Technological advances and the increasing depth of available data may well be the catalysts that have led to more sophisticated alpha profiling techniques, but most market participants agree that the physical amalgamation of the trading and portfolio management functions is equally critical.
De Rose believes there is still a fundamental cultural separation between portfolio management and trading that has yet to be overcome in the majority of firms. In larger institutions, individual portfolio managers may not even be known to the trading desk, and even where they are known, the messages that pass between the two teams often tend to be sanitised and impersonal.

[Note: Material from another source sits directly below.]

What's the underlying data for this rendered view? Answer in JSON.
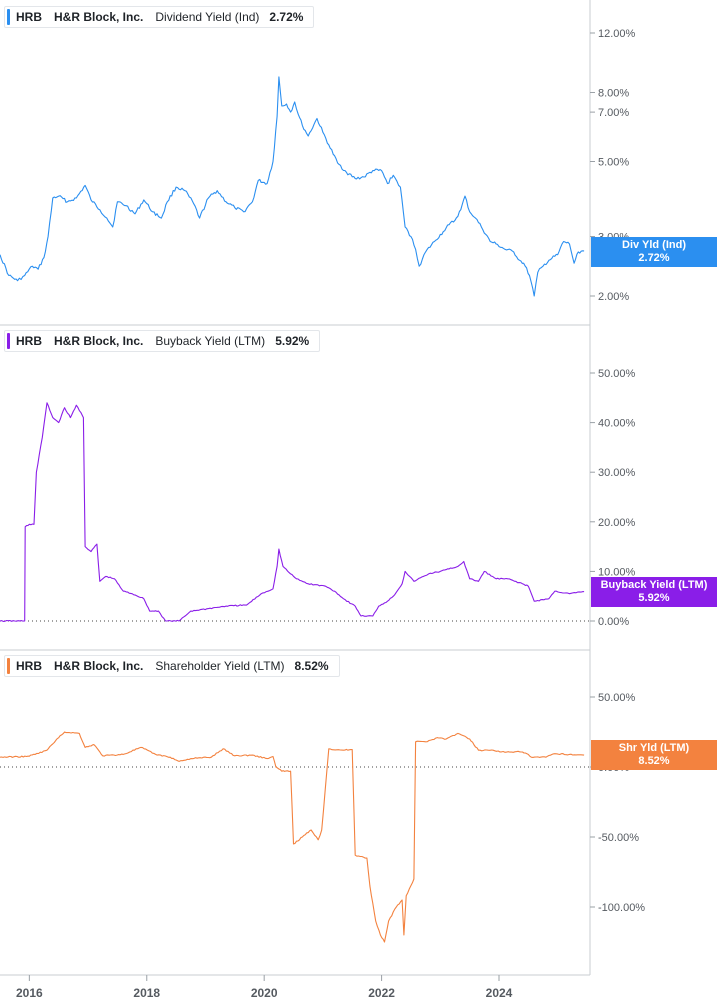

“Effective analysis should go much deeper than just looking at historical performance. The real narrative that traders need is around who sent the order and why, what strategy is being pursued, and is this trade part of a broader strategy? This information is often not passed on, but it is crucial to achieving the best result,” says De Rose.
“There is definitely a gap in understanding of the portfolio manager’s thinking behaviour,” he adds. “If there is a system that can scientifically address that issue, encapsulating it into meaningful advice for the trader at the point of receiving the order, then we would be light years ahead of where we are now.”
While there may well be some way to go before effective alpha profiling is deployed across the industry, the most compelling proof of its value comes from those firms that are already using it. Janus Henderson’s Royal tells of one broker that had been a top counterparty but the broker scorecard showed its performance had diminished over time. After some back-and-forth dialogue between the two firms, Royal pulled all of the broker’s teams into a meeting to discuss the key issues, which ultimately led to major improvements.
“They pulled all of their resources and dug deep into the system to identify the key issues. They worked on changing some of the logic that had been built into the system over the years and now it’s a much better product and they have moved back to number one or two spot for us,” says Royal.
“I believe they have seen similar feedback from other clients that there has been an improvement in performance across the platform. This was a great example of how the broker scorecard can lead excellent outcomes for both parties.”